Виденная картина еще долго стояла у меня перед глазами и повлияла на мое решение с Трубниковым: этот неотесанный мужлан наверняка знал больше, чем говорил.
…Архитектурный ордер театра с остроконечным полушарием купола и высоким полукружьем стен напоминал очертаньями неведомый корабль, готовый унестись в небеса. Я нашел Трубникова в аванложе второго яруса. Стоя в проеме в обрамлении вишневых гардин, он зычно руководил установкой декораций на сцене.
— А, Павел Дмитриевич, наконец-то пожаловали! Милости просим, — с довольно неожиданной любезностью приветствовал он, мельком глянув на меня. — Вазу ставь за фонарем… Не туда, олухи. Ограду тащите ближе к кулисам… Расставляйте без меня, — повелел он подмастерьям, после чего без промедленья мы спустились в гримерную, стены которой пестрели афишами, а на столиках скопилось великое множество разнокалиберных пузырьков, флаконов и бутылок.
— Что происходит, Иван Демьянович? Растолкуйте мне, Бога ради, — приступил я без околичностей.
— Происходит то, что всегда происходило, — философски заметил Трубников, поднеся к ноздре один из пузырьков и принюхавшись.
— Вы великолепно понимаете, о чем я! — настаивал я.
— Да уж какие могут быть секреты… — многозначительно отозвался Трубников, затем раскинул руки, рявкнул: — Ты огорчил меня и вводишь в грех! Завидно мне, что лорд Нортемберленд — отец такого доблестного сына!
— Прекратите паясничать!
— Ежели по-сурьезному, Павел Дмитриевич, тадысь вам не позавидуешь, — изрек он мрачно. — Положили они глаз на вашу милость и в сети манят, душегубы.
— Какие сети?
— Известно, какие… Они и меня сподобились увлечь в свой омут, да не на таковских напали, не дался я. — Он помолчал, что-то вспоминая. — Кто Богу не грешен, тот и царю не виноват: нет моей вины ни перед кем.
— Помилуйте, о чем вы?
— Известно, о чем, — бесстрастно молвил Трубников. — Они и за ней, стало быть, охотятся…

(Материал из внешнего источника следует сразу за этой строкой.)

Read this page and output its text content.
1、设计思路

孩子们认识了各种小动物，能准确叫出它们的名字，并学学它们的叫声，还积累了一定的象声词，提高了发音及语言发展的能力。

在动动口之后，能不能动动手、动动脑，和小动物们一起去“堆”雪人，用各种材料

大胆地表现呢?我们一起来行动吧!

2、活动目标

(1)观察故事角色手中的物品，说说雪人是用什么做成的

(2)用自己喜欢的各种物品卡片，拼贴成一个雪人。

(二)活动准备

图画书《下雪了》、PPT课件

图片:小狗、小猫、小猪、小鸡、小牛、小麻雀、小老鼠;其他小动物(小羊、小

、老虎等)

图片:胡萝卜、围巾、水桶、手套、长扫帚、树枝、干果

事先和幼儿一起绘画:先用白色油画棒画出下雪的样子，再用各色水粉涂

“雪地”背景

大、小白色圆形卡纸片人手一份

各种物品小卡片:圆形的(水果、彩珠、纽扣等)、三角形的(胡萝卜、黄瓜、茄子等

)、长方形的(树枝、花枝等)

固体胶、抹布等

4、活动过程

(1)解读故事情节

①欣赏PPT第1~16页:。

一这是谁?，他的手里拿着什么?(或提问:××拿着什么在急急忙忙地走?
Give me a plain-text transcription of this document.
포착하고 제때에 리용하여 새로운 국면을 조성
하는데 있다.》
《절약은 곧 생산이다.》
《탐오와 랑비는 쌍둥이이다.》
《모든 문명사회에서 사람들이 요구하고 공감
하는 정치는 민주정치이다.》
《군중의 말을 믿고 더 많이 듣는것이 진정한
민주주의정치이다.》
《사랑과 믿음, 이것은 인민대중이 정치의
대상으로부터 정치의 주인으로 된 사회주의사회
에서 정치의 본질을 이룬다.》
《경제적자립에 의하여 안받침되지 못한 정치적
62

Он подошел к одному из шкафчиков, пошарил на полке и выложил на стол зачерствевшую буханку, откушенную луковицу и, пригнувшись, из потайного места вынул бутыль с лиловой жидкостью.
— До нашего знакомства Юленька подавала в ресторане, что возле железнодорожной станции. Я тадысь задолго гастролировал, — тут он наполнил до краев стаканы и торжественно вознес руку («я гастролировал» было произнесено тоном, каким говаривают обласканные судьбой артисты).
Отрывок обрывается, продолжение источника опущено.